A new age-based analysis of the NCDR's Carotid Artery Revascularization and Endarterectomy (CARE) Registry®, published on Feb. 19 in Stroke, showed that the risk of death, stroke and perioperative complications following carotid endarterectomy (CEA) increases with age. The analysis also found that the majority of CEAs are performed in asymptomatic patients who have higher complication rates than symptomatic patients.

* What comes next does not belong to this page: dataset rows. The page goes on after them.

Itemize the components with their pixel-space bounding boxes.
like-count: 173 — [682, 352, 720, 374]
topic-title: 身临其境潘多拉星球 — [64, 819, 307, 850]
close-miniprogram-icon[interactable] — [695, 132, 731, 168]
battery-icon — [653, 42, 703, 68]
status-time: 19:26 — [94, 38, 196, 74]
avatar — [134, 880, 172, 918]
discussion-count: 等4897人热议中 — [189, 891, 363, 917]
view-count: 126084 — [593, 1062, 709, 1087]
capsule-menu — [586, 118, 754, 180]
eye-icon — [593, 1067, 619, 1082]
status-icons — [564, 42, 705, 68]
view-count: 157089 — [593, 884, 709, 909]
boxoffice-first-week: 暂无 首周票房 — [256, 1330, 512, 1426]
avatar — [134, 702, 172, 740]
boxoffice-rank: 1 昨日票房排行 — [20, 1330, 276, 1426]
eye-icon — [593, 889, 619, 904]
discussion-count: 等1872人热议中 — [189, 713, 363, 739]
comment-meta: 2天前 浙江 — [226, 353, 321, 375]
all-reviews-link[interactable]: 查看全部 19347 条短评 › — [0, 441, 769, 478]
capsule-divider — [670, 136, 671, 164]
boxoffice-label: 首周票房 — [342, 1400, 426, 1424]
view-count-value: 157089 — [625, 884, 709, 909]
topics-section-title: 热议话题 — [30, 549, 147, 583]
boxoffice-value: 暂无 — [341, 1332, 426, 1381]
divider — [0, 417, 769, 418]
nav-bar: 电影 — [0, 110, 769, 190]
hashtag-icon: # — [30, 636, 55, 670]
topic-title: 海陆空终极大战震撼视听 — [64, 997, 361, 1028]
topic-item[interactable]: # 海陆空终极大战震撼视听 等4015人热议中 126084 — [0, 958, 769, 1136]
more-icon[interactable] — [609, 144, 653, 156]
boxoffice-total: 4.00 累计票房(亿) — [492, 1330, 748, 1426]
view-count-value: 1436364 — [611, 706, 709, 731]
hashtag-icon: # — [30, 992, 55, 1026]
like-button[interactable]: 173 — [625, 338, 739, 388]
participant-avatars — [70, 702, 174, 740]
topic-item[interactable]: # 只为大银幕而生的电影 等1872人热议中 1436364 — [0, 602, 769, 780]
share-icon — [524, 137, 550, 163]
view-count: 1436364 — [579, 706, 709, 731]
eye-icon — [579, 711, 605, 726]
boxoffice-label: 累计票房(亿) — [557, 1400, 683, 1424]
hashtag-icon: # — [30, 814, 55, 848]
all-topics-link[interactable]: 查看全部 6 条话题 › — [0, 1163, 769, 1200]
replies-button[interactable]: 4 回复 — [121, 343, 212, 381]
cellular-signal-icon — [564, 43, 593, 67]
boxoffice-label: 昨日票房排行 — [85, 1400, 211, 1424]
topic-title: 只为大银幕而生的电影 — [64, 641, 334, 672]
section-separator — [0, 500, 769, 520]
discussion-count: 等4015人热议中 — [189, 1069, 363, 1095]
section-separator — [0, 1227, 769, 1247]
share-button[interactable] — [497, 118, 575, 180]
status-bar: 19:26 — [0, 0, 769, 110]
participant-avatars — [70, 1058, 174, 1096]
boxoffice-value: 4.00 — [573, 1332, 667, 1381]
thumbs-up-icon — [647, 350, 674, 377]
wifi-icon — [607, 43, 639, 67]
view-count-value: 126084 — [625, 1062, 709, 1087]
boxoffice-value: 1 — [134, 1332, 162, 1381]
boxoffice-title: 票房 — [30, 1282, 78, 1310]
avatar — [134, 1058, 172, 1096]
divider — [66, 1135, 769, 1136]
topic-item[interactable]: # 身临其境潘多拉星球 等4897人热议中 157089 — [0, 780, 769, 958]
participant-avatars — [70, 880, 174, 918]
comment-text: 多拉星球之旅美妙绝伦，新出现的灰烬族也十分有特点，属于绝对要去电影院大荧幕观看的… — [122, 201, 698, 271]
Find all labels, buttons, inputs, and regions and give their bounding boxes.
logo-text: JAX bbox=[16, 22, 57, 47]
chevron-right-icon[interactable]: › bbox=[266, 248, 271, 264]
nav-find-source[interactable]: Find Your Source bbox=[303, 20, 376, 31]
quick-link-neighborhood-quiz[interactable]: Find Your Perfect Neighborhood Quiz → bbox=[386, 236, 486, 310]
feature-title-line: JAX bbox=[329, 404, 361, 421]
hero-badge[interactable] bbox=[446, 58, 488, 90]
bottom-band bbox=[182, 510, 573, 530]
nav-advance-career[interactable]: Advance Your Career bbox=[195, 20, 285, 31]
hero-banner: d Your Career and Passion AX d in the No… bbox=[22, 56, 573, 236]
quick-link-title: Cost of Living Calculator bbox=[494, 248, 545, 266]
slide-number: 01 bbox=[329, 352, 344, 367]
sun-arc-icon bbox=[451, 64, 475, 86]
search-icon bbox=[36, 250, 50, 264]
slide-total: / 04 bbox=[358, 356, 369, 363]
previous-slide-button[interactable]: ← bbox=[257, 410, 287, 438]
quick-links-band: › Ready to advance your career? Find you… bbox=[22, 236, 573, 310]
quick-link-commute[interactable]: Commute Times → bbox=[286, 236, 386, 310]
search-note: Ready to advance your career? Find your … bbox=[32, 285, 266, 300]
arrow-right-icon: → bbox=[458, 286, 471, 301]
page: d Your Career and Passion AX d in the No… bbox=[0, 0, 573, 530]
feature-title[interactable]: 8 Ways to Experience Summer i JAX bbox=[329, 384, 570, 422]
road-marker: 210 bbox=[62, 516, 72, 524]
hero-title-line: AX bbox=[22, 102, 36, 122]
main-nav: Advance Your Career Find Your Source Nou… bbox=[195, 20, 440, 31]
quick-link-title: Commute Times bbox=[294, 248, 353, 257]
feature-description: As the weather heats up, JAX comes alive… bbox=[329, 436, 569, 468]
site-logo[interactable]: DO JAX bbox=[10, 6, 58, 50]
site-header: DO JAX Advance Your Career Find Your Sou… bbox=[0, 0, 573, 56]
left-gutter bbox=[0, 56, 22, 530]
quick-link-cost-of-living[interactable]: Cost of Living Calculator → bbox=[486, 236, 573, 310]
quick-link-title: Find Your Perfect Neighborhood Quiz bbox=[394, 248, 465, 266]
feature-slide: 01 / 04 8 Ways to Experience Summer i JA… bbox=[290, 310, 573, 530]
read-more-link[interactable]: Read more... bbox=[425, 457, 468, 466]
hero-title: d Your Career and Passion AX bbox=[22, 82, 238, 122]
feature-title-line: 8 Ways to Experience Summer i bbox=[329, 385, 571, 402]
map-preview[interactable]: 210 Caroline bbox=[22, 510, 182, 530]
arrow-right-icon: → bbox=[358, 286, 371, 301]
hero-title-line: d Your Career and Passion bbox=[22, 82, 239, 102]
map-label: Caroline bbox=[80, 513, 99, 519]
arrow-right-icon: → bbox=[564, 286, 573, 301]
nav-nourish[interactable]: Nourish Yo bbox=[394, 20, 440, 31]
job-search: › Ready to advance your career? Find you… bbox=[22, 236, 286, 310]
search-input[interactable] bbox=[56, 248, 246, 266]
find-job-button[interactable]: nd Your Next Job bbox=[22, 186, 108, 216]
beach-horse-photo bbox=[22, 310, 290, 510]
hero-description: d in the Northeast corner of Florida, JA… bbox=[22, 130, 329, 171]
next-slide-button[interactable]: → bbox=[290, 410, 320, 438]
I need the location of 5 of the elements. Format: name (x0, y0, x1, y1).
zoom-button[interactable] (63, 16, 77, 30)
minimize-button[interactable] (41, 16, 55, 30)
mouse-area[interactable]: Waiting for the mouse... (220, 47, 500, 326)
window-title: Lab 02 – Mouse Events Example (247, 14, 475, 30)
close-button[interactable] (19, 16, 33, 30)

This retrospective analysis included 4,149 patients older than 70 years who underwent CEA, and found the primary outcome of stroke, death and myocardial infarction (MI) was observed in 2.9 percent of patients. The risk increased from 2.2 percent among those aged 70 to 74 years to 5.6 percent among those ≥85 years (p=0.003 for trend). One-third (33.1 percent) of patients were asymptomatic, and the primary endpoint was observed in 3.3 percent of symptomatic and 2.7 percent of asymptomatic patients. When patients were stratified according to age and the presence/absence of symptoms, there were non-statistically significant trends indicating increasing risk with increasing age. The adjusted odds ratio for the composite stroke/death/MI endpoint was 2.26 (95 percent CI 1.27-4.02) among patients older than 85 years compared with those aged 70 to 74 years, which achieved statistical significance.
The authors conclude that "CEA should be carefully weighted in asymptomatic patients, especially when they are older. Overall, the perioperative risk of complications after CEA in the elderly is within widely accepted guidelines," they add.